E começou a me dar comida como se eu fosse criança.
B - bom garoto, tem que papar tudo. - disse sorrindo e eu dei o dedo do meio para ela por eu estar mastigando.
Levei minhas mãos a cintura dela e fiquei fitando seus olhos.
C - a Carol não sabe cozinha, isso tá sem sal.
B - vc não pode comer sal.
C - que bosta, não posso fazer porra nenhuma. - ela sorriu e me ofereceu outra colher e eu neguei. - não Babi.
B - ah não Curica a última.
C - Curica?
B - apelido carinhoso. - eu ri e ela enfiou outra colher da péssima comida da Carol na minha boca. - prontinho, que meninho mais obediente comeu tudinho. - falou como se estivesse falando com um bebê.

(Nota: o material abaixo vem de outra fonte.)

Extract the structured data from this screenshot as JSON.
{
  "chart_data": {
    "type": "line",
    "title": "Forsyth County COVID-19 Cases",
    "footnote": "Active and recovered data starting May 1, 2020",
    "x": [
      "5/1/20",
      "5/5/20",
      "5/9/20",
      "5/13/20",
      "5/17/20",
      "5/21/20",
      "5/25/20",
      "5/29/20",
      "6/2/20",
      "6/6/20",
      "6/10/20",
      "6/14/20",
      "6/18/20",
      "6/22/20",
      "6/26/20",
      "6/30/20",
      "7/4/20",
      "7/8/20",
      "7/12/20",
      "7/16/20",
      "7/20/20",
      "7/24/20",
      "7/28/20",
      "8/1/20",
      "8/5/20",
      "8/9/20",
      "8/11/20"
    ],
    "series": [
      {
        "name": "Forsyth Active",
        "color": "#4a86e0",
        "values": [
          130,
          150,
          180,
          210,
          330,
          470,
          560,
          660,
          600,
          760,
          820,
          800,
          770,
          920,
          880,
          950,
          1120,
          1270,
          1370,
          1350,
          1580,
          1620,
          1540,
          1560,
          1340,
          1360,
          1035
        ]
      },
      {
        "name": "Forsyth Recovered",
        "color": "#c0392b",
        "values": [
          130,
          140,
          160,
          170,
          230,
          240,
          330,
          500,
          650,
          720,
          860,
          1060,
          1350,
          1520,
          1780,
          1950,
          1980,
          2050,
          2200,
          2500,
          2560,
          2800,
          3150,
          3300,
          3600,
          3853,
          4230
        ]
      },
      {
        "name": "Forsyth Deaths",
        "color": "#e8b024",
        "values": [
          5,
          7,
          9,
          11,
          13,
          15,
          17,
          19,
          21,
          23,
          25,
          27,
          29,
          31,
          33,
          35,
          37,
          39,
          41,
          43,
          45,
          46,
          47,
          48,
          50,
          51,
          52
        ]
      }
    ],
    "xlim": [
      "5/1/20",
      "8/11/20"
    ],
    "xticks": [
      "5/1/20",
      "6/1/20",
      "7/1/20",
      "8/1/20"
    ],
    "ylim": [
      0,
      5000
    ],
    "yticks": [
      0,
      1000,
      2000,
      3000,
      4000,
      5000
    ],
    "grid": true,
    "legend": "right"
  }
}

C - chega. - disse após engulir tudo. - por favor na próxima vez fassa a minha comida. - ela sorriu e assentiu.
B - agr vem o suco.
C - não Babi.
B - tá gostoso olha. - fingiu dar um gole no suco.
C - tá?
B - aham.
Sínica.
C - já que vc gostou tanto pode tomar. - ela fechou a cara e eu comecei a rir e isso fez minha barriga doer. - aii.
B - tudo bem eu te machuquei? - disse preucupada.
C - não rlx. - ela tentou sair de cima de mim mas eu não deixei. - vc não vai sair.
B - bebê o suco e eu não saio.
C - jogou sujo.
B - aprendi com o melhor. - se refiriu a mim com um sorriso ironico.
Tampei meu nariz e virei o copo de suco, que gosto amargo senhor.
Ela colocou o copo e o prato em cima da cômoda e se deitou cmg.
C - vem cá. - disse para ela chegar mais perto.
B - não eu vou te machucar.
C - vem logo.
B - se eu te machucar me avisa.
C - tá. - coloquei ela deitada no meu peito.
Está doendo um pouco mas nada que fassa eu querer tirar ela daqui.
Estou passando a mão no cabelo dela estamos assistindo um filme qualquer aqui, logo ela dormiu.